İtalya’da 4 Mart 2018’de yapılan genel seçimlerin sonuçlarına baktığımızda, 5 Yıldız Hareketi’nin yüzde 33 oy oranıyla seçimden en güçlü parti olarak çıktığını görüyoruz. Koalisyon hükümetinin ikinci ortağı League Partisi ise yüzde 17,5 oy oranıyla Berlusconi’nin Forza İtalya Partisi’ni geçmiş. Bu sonuçlar göstermektedir ki İtalya halkı köklü partilerden ziyade popülist ve aşırı sağcı partilere yönelmiş. Bu durumun iki nedeni olduğu söylenebilir. İtalyan halkı, kendi sorunlarına çözüm üretemediklerini düşündüğüiçin, köklü partiler yerine farklı alternatifleri tercih etmektedir. 5 Yıldız Hareketi’nin “Biz halkın sesiyiz” şeklindeki seçim sloganının İtalyan halkını etkilediği açık. Diğer bir neden ise popülist partilerin özellikle ekonomik krizden çıkabilmek için dile getirdikleri vaatler. Halk yeni bir umut ışığı olarak bu partileri destekledi. Yapılan son anketlerde İtalyan halkının sadece yüzde 43’ü Avro bölgesinde kalmak istediğini söylüyor. Ayrıca İtalya’daki  işsizlik rakamları da halkın popülizme kaymasının bir nedeni olarak gösterilebilir. Ülke genelinde yüzde 11 olan işsizlik oranı gençler arasında yüzde 36’ya, Güney İtalya’da ise yüzde 50’lere çıkıyor.

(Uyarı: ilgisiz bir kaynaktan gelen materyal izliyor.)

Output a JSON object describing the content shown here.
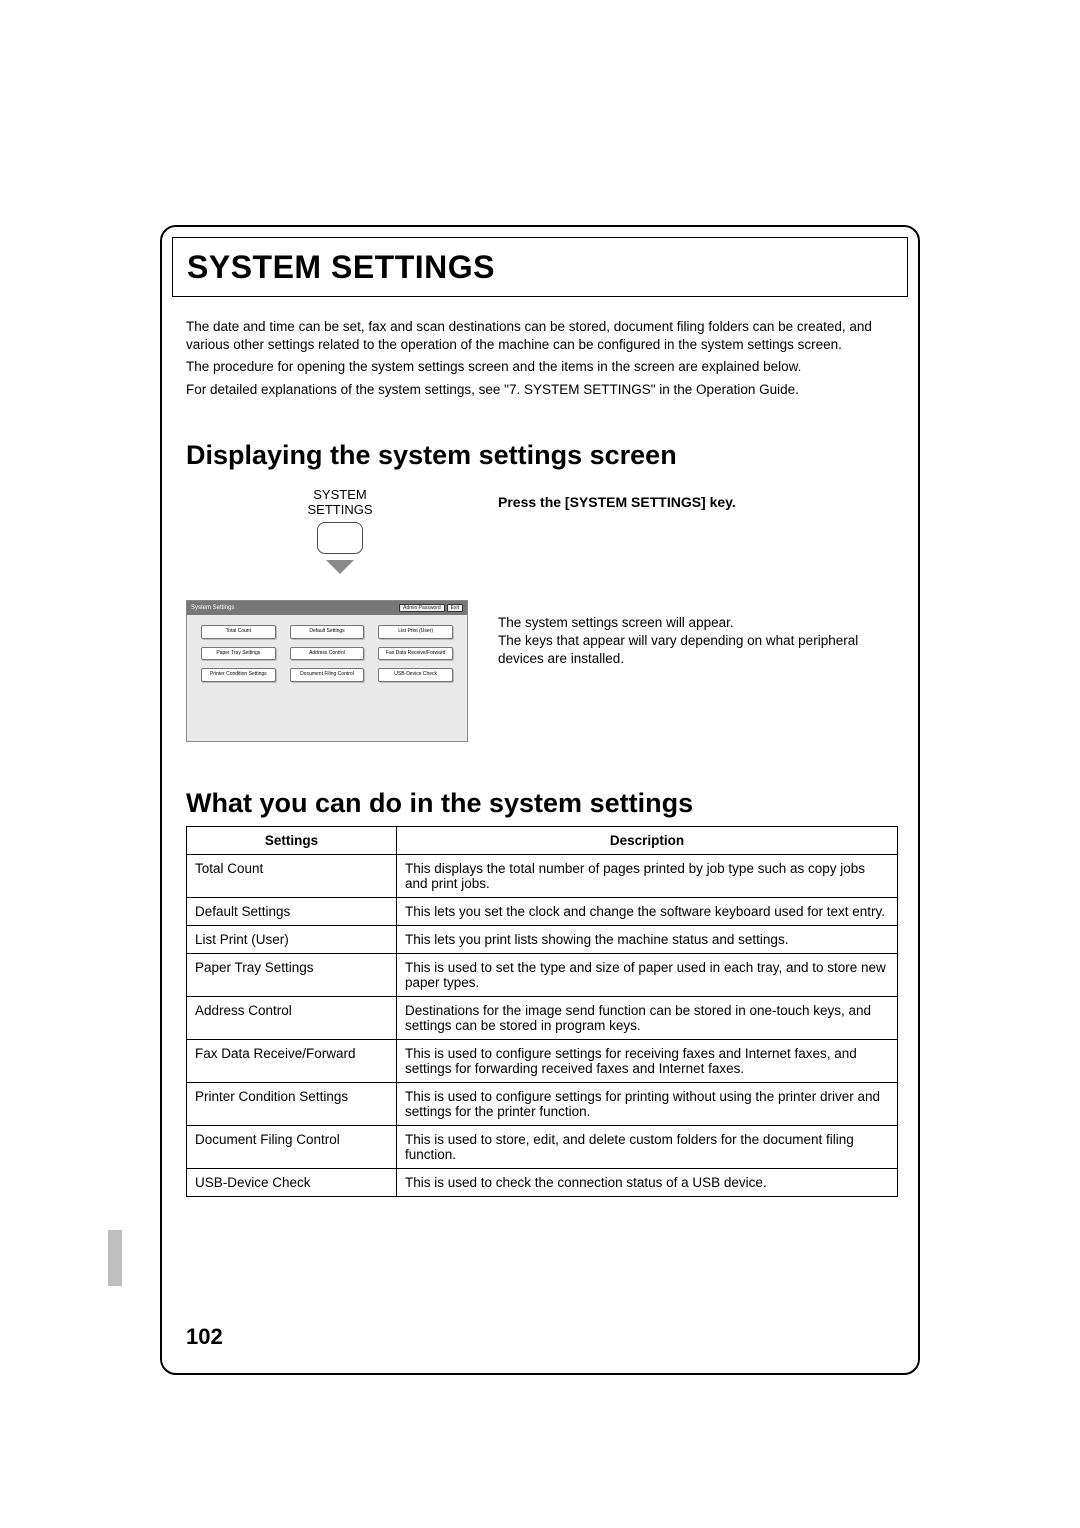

İtalya’daki sorunu çözmek için dört farklı senaryodan söz edilebilir: İlk olarak, İtalya krizini kendi bütçesiyle çözmek amacıyla, Yunanistan örneğinde olduğu gibi, AB İtalya’ya para transfer edebilir. İkinci olarak, fiyatların ve ücretlerin düşürülmesiyle deflasyon uygulanabilir. Üçüncü olarak, AB’nin kuzeyindeki ülkelerdeki enflasyonun yükseltilerek İtalya ile dengeli bir ekonomik durum oluşturulabilir. Son olarak, İtalya Avro bölgesinden ve/veya AB’den çıkabilir. Bu durumda da Itexit gerçekleşmiş olur. Ancak AB’nin Itexit’e sıcak baktığı söylenemez. Çünkü henüz Brexit hazmedilememişken, bir de İtalya’nın Birlik’ten ayrılma ihtimali AB’yi bir dağılma sürecine itebilir.